Pendidikan secara umum adalah usaha secara sadar yang mengarah kepada kedewasaan. Pendidikan dapat ditinjau dari dua segi; yaitu dari segi masyarakat dan dari segi individu.[1] Dari segi masyarakat, pendidikan berarti pewarisan kebudayaan kepada generasi muda agar hidup tetap berlangsung. Sedangkan dari segi individu, pendidikan adalah pengembangan potensi-potensi yang terpendam.

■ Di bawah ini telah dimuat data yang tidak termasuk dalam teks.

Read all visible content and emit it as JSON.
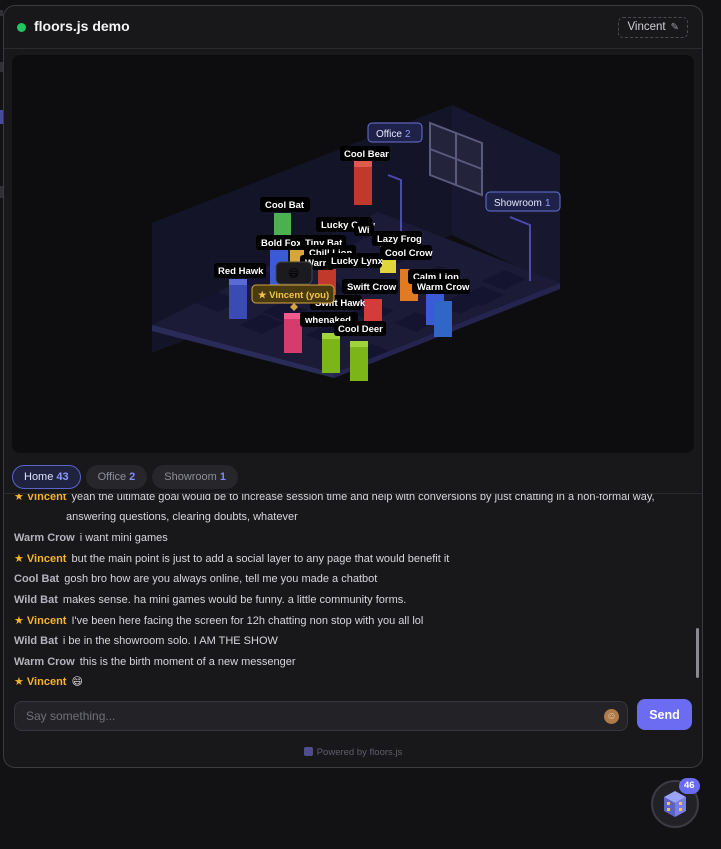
{
  "app": {
    "title": "floors.js demo",
    "user_name": "Vincent",
    "status_color": "#22c55e"
  },
  "icons": {
    "edit": "pencil-icon",
    "emoji": "emoji-icon",
    "powered_logo": "floors-logo-icon",
    "fab": "building-icon"
  },
  "scene": {
    "room_labels": [
      {
        "name": "Office",
        "count": "2"
      },
      {
        "name": "Showroom",
        "count": "1"
      }
    ],
    "avatars": [
      "Cool Bear",
      "Cool Bat",
      "Lucky Crow",
      "Bold Fox",
      "Tiny Bat",
      "Lazy Frog",
      "Chill Lion",
      "Cool Crow",
      "Warm",
      "Lucky Lynx",
      "Red Hawk",
      "Calm Lion",
      "Swift Crow",
      "Warm Crow",
      "★ Vincent (you)",
      "Swift Hawk",
      "whenaked",
      "Cool Deer",
      "Wi"
    ],
    "bubble_emoji": "😄"
  },
  "tabs": [
    {
      "label": "Home",
      "count": "43",
      "active": true
    },
    {
      "label": "Office",
      "count": "2",
      "active": false
    },
    {
      "label": "Showroom",
      "count": "1",
      "active": false
    }
  ],
  "messages": [
    {
      "author": "★ Vincent",
      "me": true,
      "text": "yeah the ultimate goal would be to increase session time and help with conversions by just chatting in a non-formal way,",
      "cont": "answering questions, clearing doubts, whatever"
    },
    {
      "author": "Warm Crow",
      "me": false,
      "text": "i want mini games"
    },
    {
      "author": "★ Vincent",
      "me": true,
      "text": "but the main point is just to add a social layer to any page that would benefit it"
    },
    {
      "author": "Cool Bat",
      "me": false,
      "text": "gosh bro how are you always online, tell me you made a chatbot"
    },
    {
      "author": "Wild Bat",
      "me": false,
      "text": "makes sense. ha mini games would be funny. a little community forms."
    },
    {
      "author": "★ Vincent",
      "me": true,
      "text": "I've been here facing the screen for 12h chatting non stop with you all lol"
    },
    {
      "author": "Wild Bat",
      "me": false,
      "text": "i be in the showroom solo. I AM THE SHOW"
    },
    {
      "author": "Warm Crow",
      "me": false,
      "text": "this is the birth moment of a new messenger"
    },
    {
      "author": "★ Vincent",
      "me": true,
      "text": "😄"
    }
  ],
  "composer": {
    "placeholder": "Say something...",
    "send_label": "Send"
  },
  "footer": {
    "powered_prefix": "Powered by ",
    "powered_name": "floors.js"
  },
  "fab": {
    "badge": "46"
  }
}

Dari pengertian di atas ternyata pendidikan bertugas mengembangkan potensi dasar yang ketika dibiarkan belum digunakan secara optimal. Bila pendidikan dipandang sebagai suatu proses, maka proses itu akan berakhir pada tercapainya tujuan. Tujuan yang akan dicapai oleh pendidikan pada hakekatnya merupakan perwujudan dari nilai-nilai ideal yang terbentuk dalam pribadi manusia. Hal ini sesuai dengan tujuan pendidikan nasional yang dirumuskan dalam GBHN, bahwa:
“Pendidikan nasional berdasarkan atas Pancasila dan bertujuan untuk meningkatkan ketakwaan kepada Tuhan Yang Maha Esa, kecerdasan, keterampilan, mempertinggi budi pekerti, memperkuat keimanan kepribadian dan mempertebal semangat kebangsaan agar dapat membuahkan manusia-manusia pembangunan yang dapat membangun dirinya sendiri serta bersama-sama bertanggungjawab atas pembangunan”.[2]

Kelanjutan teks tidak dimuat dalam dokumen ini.